Dieser Beitrag gehört zur Festreihe, die wir Annedore Prengel zu Ihrem 80. Geburtstag widmen. Weitere Beiträge, die zu dieser Reihe gehören, finden Sie unter der Kategorie #FestreiheAnnedorePrengel

In den „Reckahner Reflexionen“ steht unter „was ethisch begründet ist“  als 5. Leitlinie: „Lehrpersonen und pädagogische Fachkräfte achten auf Interessen, Freuden, Bedürfnisse, Nöte, Schmerzen und Kummer von Kindern und Jugendlichen. Sie berücksichtigen ihre Belange und den subjektiven Sinn ihres Verhaltens.“

Kinder, die Probleme machen, sind Kinder, die Probleme haben.

Warum verhalten sich Lehr- oder Betreuungspersonen unfreundlich, abwertend, verletzend, beschämend? In Gesprächen bei zahlreichen Fortbildungen wurde deutlich, dass sich die Erwachsenen in den meisten Fällen vom Verhalten der Kinder schlicht „genervt“ fühlen.

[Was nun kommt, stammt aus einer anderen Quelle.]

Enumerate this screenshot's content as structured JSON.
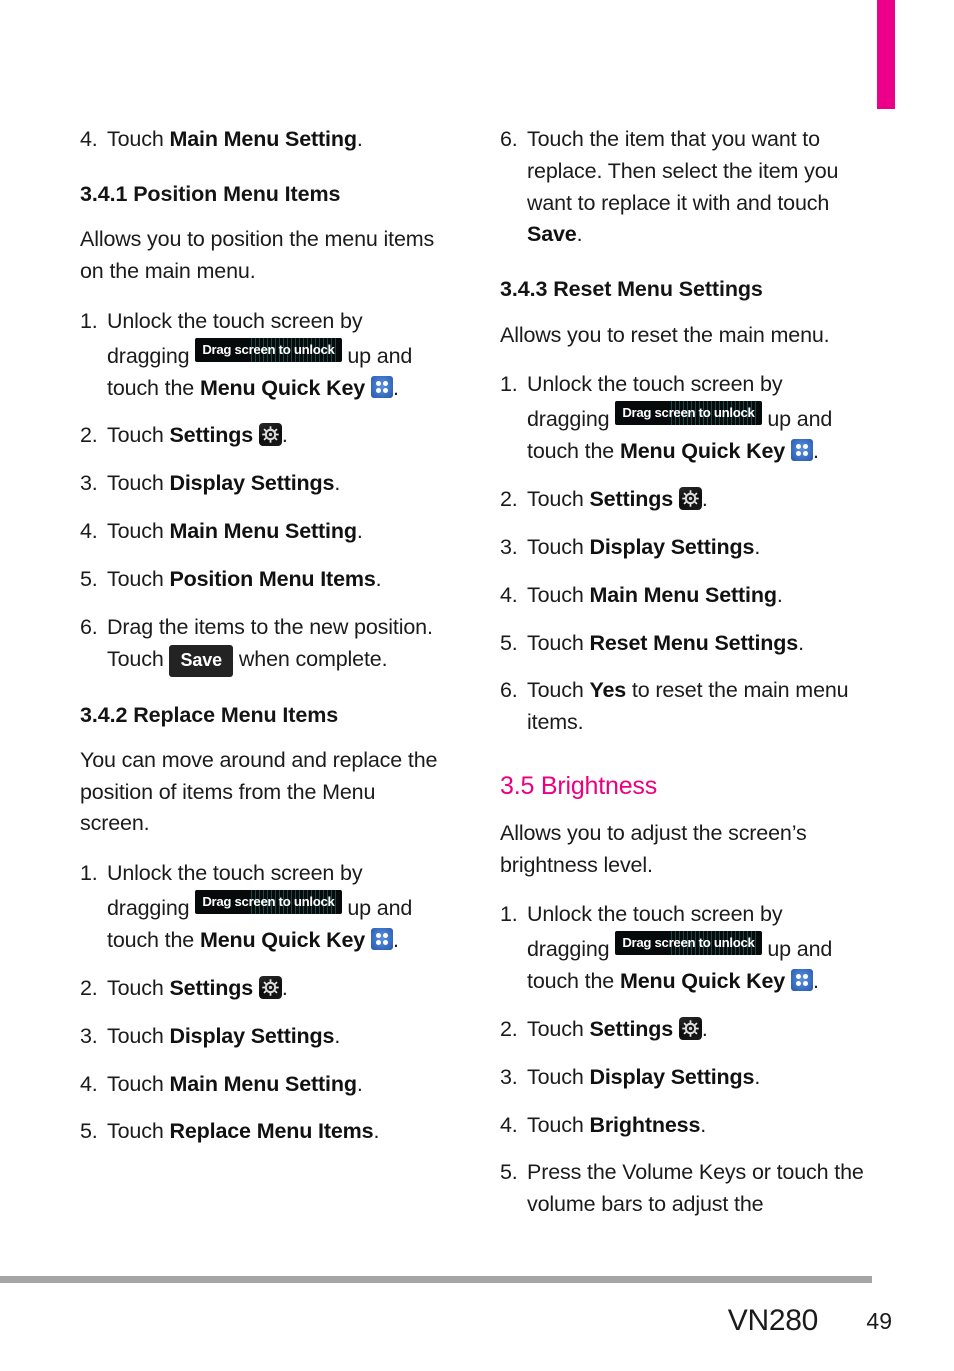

Wenn sich Kinder nicht situationsgerecht verhalten, liegt das wohl öfter als vermutet daran, dass grundlegende Bedürfnisse nicht ausreichend befriedigt werden. Das kann ganz einfach Hunger sein, denn Hunger macht unruhig und aggressiv. Das Thema ungestillte Bedürfnisse geht aber tiefer: vor allem im Grundschulalter fehlt vielen Kindern Raum und Zeit für ihre entwicklungsrelevanten Bedürfnisse und Lebensthemen (Enderlein 2022 und 2023).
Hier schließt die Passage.